Democratic politics is getting a new lease of life. It is being invested with new meanings and a new political vocabulary is being forged in these widespread protests across the global South. Political theory and any theorization of democracy can only ignore these developments outside the West at its own peril. And these movements contesting soft authoritarian rule in the aftermath of neoliberal policy prescriptions point to the necessity of retaining some aspects of representative democracy, but also to its [00:43:00] inadequacies. Thus, there is an urgent need to reimagine democratic politics differently in various contexts in the global South. In his view, this can only be a collective process that calls for a dialogue within what he terms a “New Democratic International”.
This was the sixth episode of Season 11. Thank you very much for listening. Please join me next month when my guest will be Aishwary Kumar. We will discuss his idea of “neo democracy”. When democratic institutions are not weakened, but are divested of any obligation to the vulnerable. We will address the current mix of cruelty and constitutionalism, where law without ethical foundations is disassociated from justice and becomes an instrument of willful neglect.
Please go back and listen to any episode you might have missed. And of course, let your [00:44:00] friends know about this podcast if you're enjoying it. You can stay in touch with the work of the CEU at www.ceu.edu and the Albert Hirschman Center on Democracy at www.graduateinstitute.ch/democracy .
[1] The Janatha Vimukthi Peramuna (JVP -People's Liberation Front) was formerly a revolutionary movement and was involved in two armed uprisings against the government of Sri Lanka: once in 1971, and another in 1987–1989, For details and political changes of the JVP cf. https://en.wikipedia.org/wiki/Janatha_Vimukthi_Peramuna
[2] Cf. Democracy in Question, Season 5, Episode 1 (14th September 2022). For a short biography consult https://en.wikipedia.org/wiki/Neloufer_de_Mel
[3]The Rajapaksa regime in Sri Lanka (mainly 2005–2015, 2019–2022) was characterized by the rule of the brothers Mahinda and Gotabaya Rajapaksa, strong Sinhalese Buddhist nationalism, nepotism, and repression. It ended the civil war in 2009 but was internationally criticized for human rights violations, corruption, and a severe economic crisis that led to the regime’s overthrow.
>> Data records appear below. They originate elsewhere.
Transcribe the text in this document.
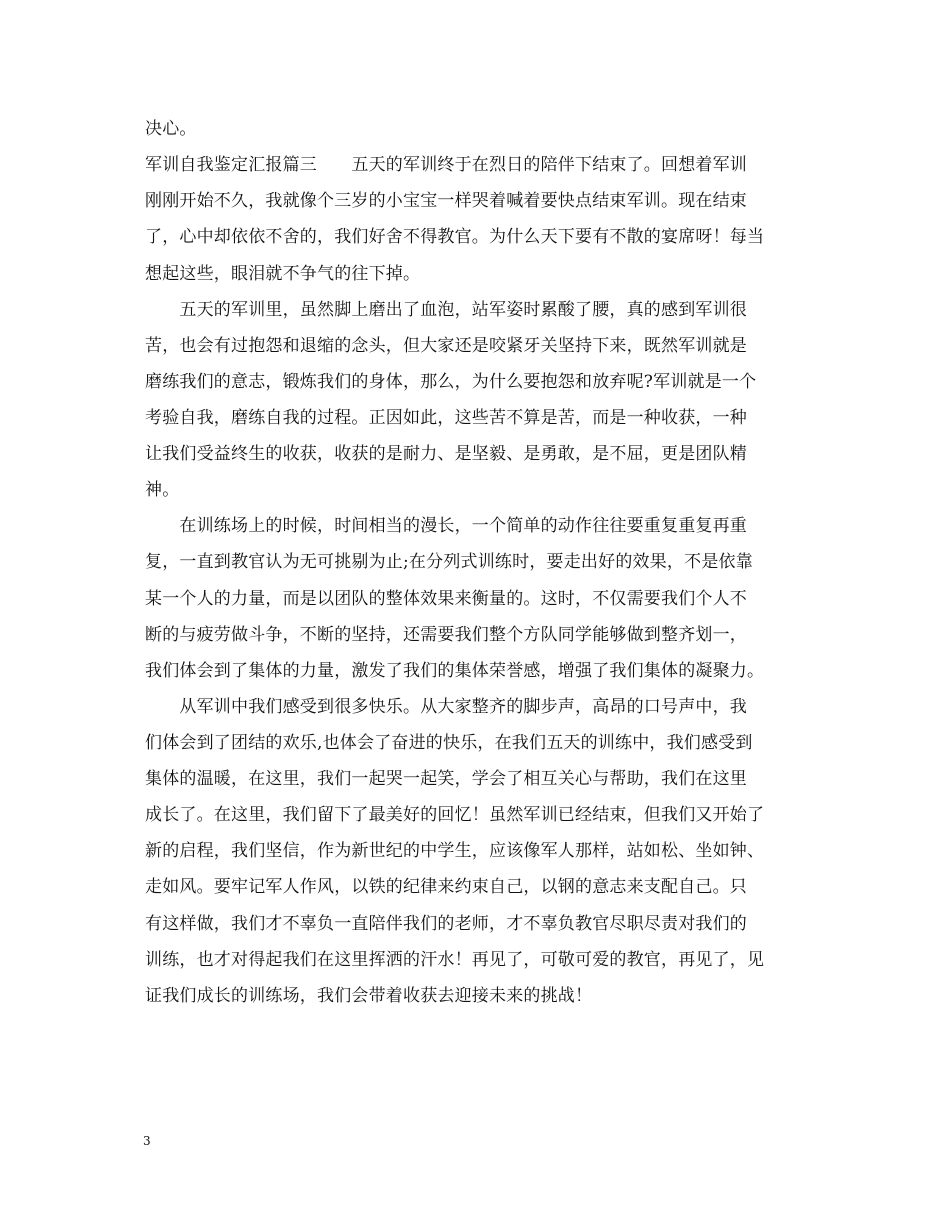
决心。
军训自我鉴定汇报篇三　　五天的军训终于在烈日的陪伴下结束了。回想着军训
刚刚开始不久，我就像个三岁的小宝宝一样哭着喊着要快点结束军训。现在结束
了，心中却依依不舍的，我们好舍不得教官。为什么天下要有不散的宴席呀！每当
想起这些，眼泪就不争气的往下掉。
　　五天的军训里，虽然脚上磨出了血泡，站军姿时累酸了腰，真的感到军训很
苦，也会有过抱怨和退缩的念头，但大家还是咬紧牙关坚持下来，既然军训就是
磨练我们的意志，锻炼我们的身体，那么，为什么要抱怨和放弃呢?军训就是一个
考验自我，磨练自我的过程。正因如此，这些苦不算是苦，而是一种收获，一种
让我们受益终生的收获，收获的是耐力、是坚毅、是勇敢，是不屈，更是团队精
神。
　　在训练场上的时候，时间相当的漫长，一个简单的动作往往要重复重复再重
复，一直到教官认为无可挑剔为止;在分列式训练时，要走出好的效果，不是依靠
某一个人的力量，而是以团队的整体效果来衡量的。这时，不仅需要我们个人不
断的与疲劳做斗争，不断的坚持，还需要我们整个方队同学能够做到整齐划一，
我们体会到了集体的力量，激发了我们的集体荣誉感，增强了我们集体的凝聚力。
　　从军训中我们感受到很多快乐。从大家整齐的脚步声，高昂的口号声中，我
们体会到了团结的欢乐,也体会了奋进的快乐，在我们五天的训练中，我们感受到
集体的温暖，在这里，我们一起哭一起笑，学会了相互关心与帮助，我们在这里
成长了。在这里，我们留下了最美好的回忆！虽然军训已经结束，但我们又开始了
新的启程，我们坚信，作为新世纪的中学生，应该像军人那样，站如松、坐如钟、
走如风。要牢记军人作风，以铁的纪律来约束自己，以钢的意志来支配自己。只
有这样做，我们才不辜负一直陪伴我们的老师，才不辜负教官尽职尽责对我们的
训练，也才对得起我们在这里挥洒的汗水！再见了，可敬可爱的教官，再见了，见
证我们成长的训练场，我们会带着收获去迎接未来的挑战！
3
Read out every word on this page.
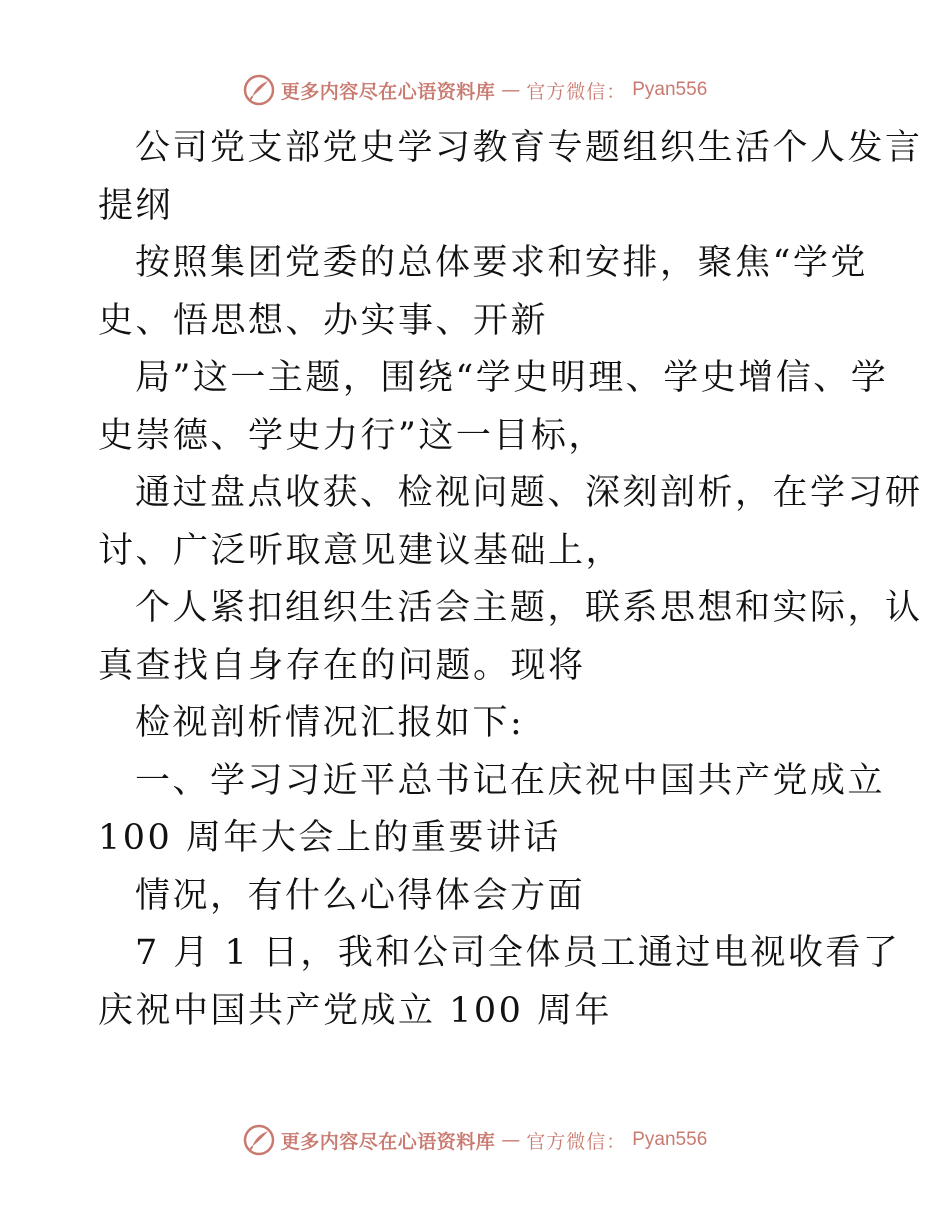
更多内容尽在心语资料库 — 官方微信： Pyan556
公司党支部党史学习教育专题组织生活个人发言
提纲
按照集团党委的总体要求和安排，聚焦“学党
史、悟思想、办实事、开新
局”这一主题，围绕“学史明理、学史增信、学
史崇德、学史力行”这一目标，
通过盘点收获、检视问题、深刻剖析，在学习研
讨、广泛听取意见建议基础上，
个人紧扣组织生活会主题，联系思想和实际，认
真查找自身存在的问题。现将
检视剖析情况汇报如下:
一、学习习近平总书记在庆祝中国共产党成立
100 周年大会上的重要讲话
情况，有什么心得体会方面
7 月 1 日，我和公司全体员工通过电视收看了
庆祝中国共产党成立 100 周年
更多内容尽在心语资料库 — 官方微信： Pyan556
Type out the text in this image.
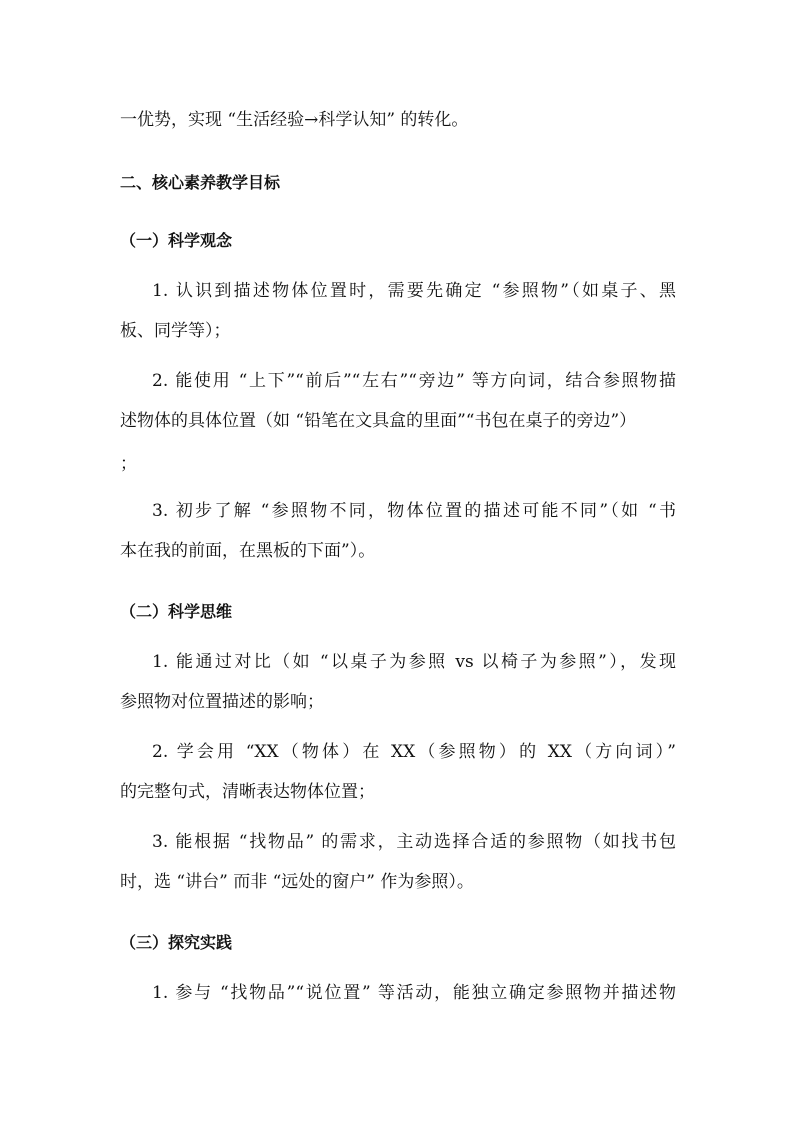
一优势，实现 “生活经验→科学认知” 的转化。
二、核心素养教学目标
（一）科学观念
1. 认识到描述物体位置时，需要先确定 “参照物”（如桌子、黑
板、同学等）；
2. 能使用 “上下”“前后”“左右”“旁边” 等方向词，结合参照物描
述物体的具体位置（如 “铅笔在文具盒的里面”“书包在桌子的旁边”）
；
3. 初步了解 “参照物不同，物体位置的描述可能不同”（如 “书
本在我的前面，在黑板的下面”）。
（二）科学思维
1. 能通过对比（如 “以桌子为参照 vs 以椅子为参照”），发现
参照物对位置描述的影响；
2. 学会用 “XX（物体）在 XX（参照物）的 XX（方向词）”
的完整句式，清晰表达物体位置；
3. 能根据 “找物品” 的需求，主动选择合适的参照物（如找书包
时，选 “讲台” 而非 “远处的窗户” 作为参照）。
（三）探究实践
1. 参与 “找物品”“说位置” 等活动，能独立确定参照物并描述物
[4] The Aragalaya ('The Struggle') was a series of mass protests that began in March 2022 against the Rajapaksa government in Sri Lanka. The government was heavily criticized for mismanaging the Sri Lankan economy. The protesters' main demand was the resignation of President Gotabaya Rajapaksa and key officials from the Rajapaksa family. Despite the involvement of several opposition parties, most protesters considered themselves to be apolitical, with many expressing discontent with the parliamentary opposition, cf: https://en.wikipedia.org/wiki/Aragalaya
[5] Pantham, Thomas/ Deutsch, Kenneth L. (eds.): Political Thought in Modern India, New Delhi/ Beverly Hills (Sage) 1986. Free download at: https://archive.org/details/politicalthought0000unse_t1c5
[6] The Indian National Congress (INC), founded in 1885, is a major, center-left political party in India that played a pivotal role in the freedom struggle and dominated post-independence politics for decades.
[7] The National People's Power (NPP) is a left-wing political coalition in Sri Lanka led by President Anura Kumara Dissanayake. Following a landslide victory in the November 2024 parliamentary election, where they won 159 of 225 seats, the party aims to implement an anti-corruption agenda, economic reforms, and a new constitution.